Bolger & Headon [2014] FamCAFC 27 (27 February 2014)

The Full Court of the Family Court allowed H’s appeal against a 51/49 property order in his favour.

There was no children to the marriage, however there was a  a net  property pool of $1.5 million. The husband’s initial contribution was valued at half the pool and the wife had inherited a property worth $250,000.

At first instance, the court “attribute[d] 7 per cent to the husband’s initial contributions”, “a further 4 per cent [to him] by way of contribution [during cohabitation and post-separation]” and 7.5 per cent to the wife as “an appropriate figure” to acknowledge her inheritance. The wife also received a further adjustment of 2.5 per cent applying section 75(2) of the Family Law Act 1975 (which lists matters that can be taken into account account by the court when making adjustments to property (and determining the appropriate amount of spousal maintenance to be paid, if any).

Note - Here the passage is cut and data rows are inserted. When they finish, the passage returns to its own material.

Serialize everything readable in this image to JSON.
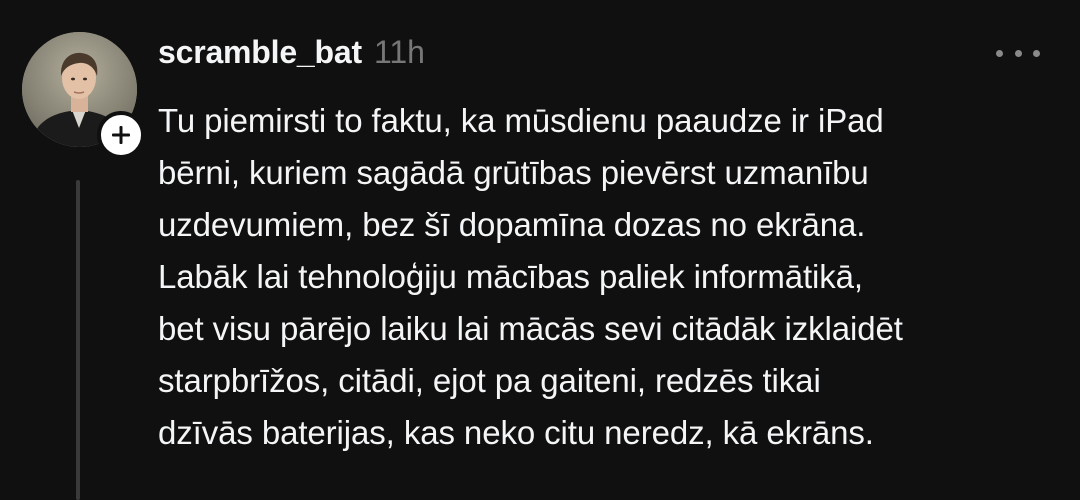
{
  "post": {
    "username": "scramble_bat",
    "timestamp": "11h",
    "follow_icon": "plus-icon",
    "more_icon": "more-horizontal-icon",
    "text_lines": [
      "Tu piemirsti to faktu, ka mūsdienu paaudze ir iPad",
      "bērni, kuriem sagādā grūtības pievērst uzmanību",
      "uzdevumiem, bez šī dopamīna dozas no ekrāna.",
      "Labāk lai tehnoloģiju mācības paliek informātikā,",
      "bet visu pārējo laiku lai mācās sevi citādāk izklaidēt",
      "starpbrīžos, citādi, ejot pa gaiteni, redzēs tikai",
      "dzīvās baterijas, kas neko citu neredz, kā ekrāns."
    ]
  },
  "colors": {
    "background": "#101010",
    "primary_text": "#f3f5f7",
    "secondary_text": "#777777",
    "thread_line": "#3a3a3a"
  }
}
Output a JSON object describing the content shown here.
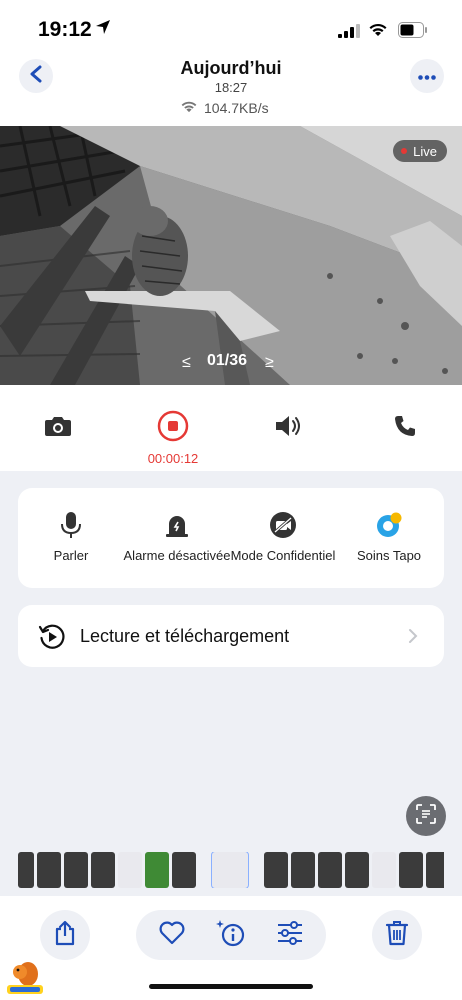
{
  "status_bar": {
    "time": "19:12",
    "icons": [
      "location-arrow-icon",
      "cellular-signal-icon",
      "wifi-icon",
      "battery-icon"
    ]
  },
  "header": {
    "title": "Aujourd’hui",
    "time": "18:27",
    "speed": "104.7KB/s",
    "icons": [
      "back-chevron-icon",
      "more-dots-icon",
      "wifi-icon"
    ]
  },
  "video": {
    "live_label": "Live",
    "prev_label": "≤",
    "counter": "01/36",
    "next_label": "≥"
  },
  "controls": {
    "icons": [
      "camera-icon",
      "record-stop-icon",
      "speaker-icon",
      "phone-icon"
    ],
    "record_time": "00:00:12",
    "accent": "#e53935"
  },
  "features": [
    {
      "label": "Parler",
      "icon": "microphone-icon"
    },
    {
      "label": "Alarme désactivée",
      "icon": "alarm-siren-icon"
    },
    {
      "label": "Mode Confidentiel",
      "icon": "camera-off-icon"
    },
    {
      "label": "Soins Tapo",
      "icon": "tapo-care-icon"
    }
  ],
  "playback": {
    "label": "Lecture et téléchargement",
    "icon": "history-play-icon"
  },
  "bottom_bar": {
    "icons": [
      "share-icon",
      "heart-icon",
      "info-sparkle-icon",
      "sliders-icon",
      "trash-icon"
    ],
    "brand_color": "#1e4db7"
  }
}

The Full Court of the Family Court rejected this approach, stating that “the attribution of specific percentages to components of contribution and the adjustment in respect of the s75(2) factors can only be seen to result in the overall conclusion if the premise is a 50/50 starting point”. The Full Court said that the 50/50 presumption had earlier been rejected by the High Court of Australia in the case of Mallet v Mallet[1984] HCA 21.